The CJEU first considers whether article 102 TFEU is applicable to the rates of collecting societies. In the view of the Court, as the rates applied by a collecting society holding a monopoly are capable of affecting crossborder trade, article 102 TFEU is applicable to the situation at hand. A dominant position in the meaning of that article could consist of demanding an excessive price with no relation to the economic value of the provision made.

The Court then examined how a comparison of rates applied by collecting societies of various Member States can be sufficiently indicative.

The CJEU first analyzed the quantitative criteria of comparison: how many Member States must be considered. The Court’s response is that it is not necessary to compare the rates of all Member States. The comparison of a select number of Member States can be pertinent if the selection is aligned with objective, appropriate and verifiable criteria. The Court identifies consumer habits and other economic or socio-cultural elements as selection criteria that can be used, including GDP per capita and cultural and historical heritage, to be appraised by the national judge.

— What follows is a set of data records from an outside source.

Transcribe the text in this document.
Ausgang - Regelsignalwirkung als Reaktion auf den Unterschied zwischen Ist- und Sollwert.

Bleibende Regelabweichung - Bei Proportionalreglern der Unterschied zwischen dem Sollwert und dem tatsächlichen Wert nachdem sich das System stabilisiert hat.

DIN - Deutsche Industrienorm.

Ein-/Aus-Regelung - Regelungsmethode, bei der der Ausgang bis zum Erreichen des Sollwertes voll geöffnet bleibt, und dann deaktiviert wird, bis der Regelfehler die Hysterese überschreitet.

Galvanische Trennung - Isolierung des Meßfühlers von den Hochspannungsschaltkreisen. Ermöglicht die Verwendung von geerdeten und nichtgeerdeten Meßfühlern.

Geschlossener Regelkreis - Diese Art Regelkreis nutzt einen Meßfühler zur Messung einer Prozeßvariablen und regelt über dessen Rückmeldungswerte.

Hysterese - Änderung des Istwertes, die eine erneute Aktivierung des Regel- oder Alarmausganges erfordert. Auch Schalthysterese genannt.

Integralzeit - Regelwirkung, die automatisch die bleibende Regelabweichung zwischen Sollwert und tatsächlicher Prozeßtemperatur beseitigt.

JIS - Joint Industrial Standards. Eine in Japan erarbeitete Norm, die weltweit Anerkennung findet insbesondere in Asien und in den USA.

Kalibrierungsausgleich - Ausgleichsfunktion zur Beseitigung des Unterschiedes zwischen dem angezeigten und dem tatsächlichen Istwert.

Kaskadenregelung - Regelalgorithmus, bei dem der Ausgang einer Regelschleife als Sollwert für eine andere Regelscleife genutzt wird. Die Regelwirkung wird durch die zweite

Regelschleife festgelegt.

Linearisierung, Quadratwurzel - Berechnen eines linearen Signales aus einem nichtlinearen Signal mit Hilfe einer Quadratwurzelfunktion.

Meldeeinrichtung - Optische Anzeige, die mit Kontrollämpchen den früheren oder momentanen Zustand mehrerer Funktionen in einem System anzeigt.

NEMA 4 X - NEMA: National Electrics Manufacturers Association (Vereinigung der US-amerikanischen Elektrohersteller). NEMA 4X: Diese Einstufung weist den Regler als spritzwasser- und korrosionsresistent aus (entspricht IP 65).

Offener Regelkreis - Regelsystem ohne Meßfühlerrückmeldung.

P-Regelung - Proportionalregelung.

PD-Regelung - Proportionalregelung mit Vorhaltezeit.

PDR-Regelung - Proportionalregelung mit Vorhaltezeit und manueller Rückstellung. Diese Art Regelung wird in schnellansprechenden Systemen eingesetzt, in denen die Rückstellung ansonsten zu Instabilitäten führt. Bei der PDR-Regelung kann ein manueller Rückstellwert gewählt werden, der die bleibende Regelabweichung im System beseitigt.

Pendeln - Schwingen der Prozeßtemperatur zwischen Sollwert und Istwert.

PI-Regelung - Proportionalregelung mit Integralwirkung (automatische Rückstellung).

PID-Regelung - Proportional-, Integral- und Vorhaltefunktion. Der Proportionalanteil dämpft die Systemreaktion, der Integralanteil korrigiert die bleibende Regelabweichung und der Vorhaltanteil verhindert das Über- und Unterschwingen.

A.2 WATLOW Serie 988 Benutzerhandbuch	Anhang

The second core issue analyzed by the CJEU in its judgment is qualitative: when the comparison of rates applied in the selected Member States is selected homogeneously. The response is to first focus on how the rates are configured, i.e., on verifying whether the rate calculation method is analogous (e.g., if based on the surface area of the shop or service center concerned, or on the time of use of the repertoire). A quick approximation of the main rates available for European  collecting societies is sufficient to reveal that this criterion has clear practical difficulties. However, the CJEU does not stop there. It admits that the national authorities have a certain margin of appreciation, and that there is not one single adequate method. Further still, the Court recovers an example of a relevant comparison, since it takes the focus away from the configuration of the rates themselves and shifts it to the user paying them: resorting to “standards users” and calculating how much a “standard user” should pay in the compared Member States.

Based on these comparisons, the question is whether the collecting society in a dominant position in a Member State imposes rates that are notably higher than those applicable in other Member States, since this would be an indication of abuse of dominant position. The difference must be significant and persistent in time, not temporary or episodic. Yet a difference of some importance and lasting in time is not abuse per se, since the affected collecting society may be able to prove that it is due to market logic. The CJEU refers to two possible explanations: a justified difference in management costs (i.e., not due to inefficient management caused by inadequate administration) and different national regulations applicable to the remuneration in question. In any event, it falls to the national authority to apply this to each situation as it arises.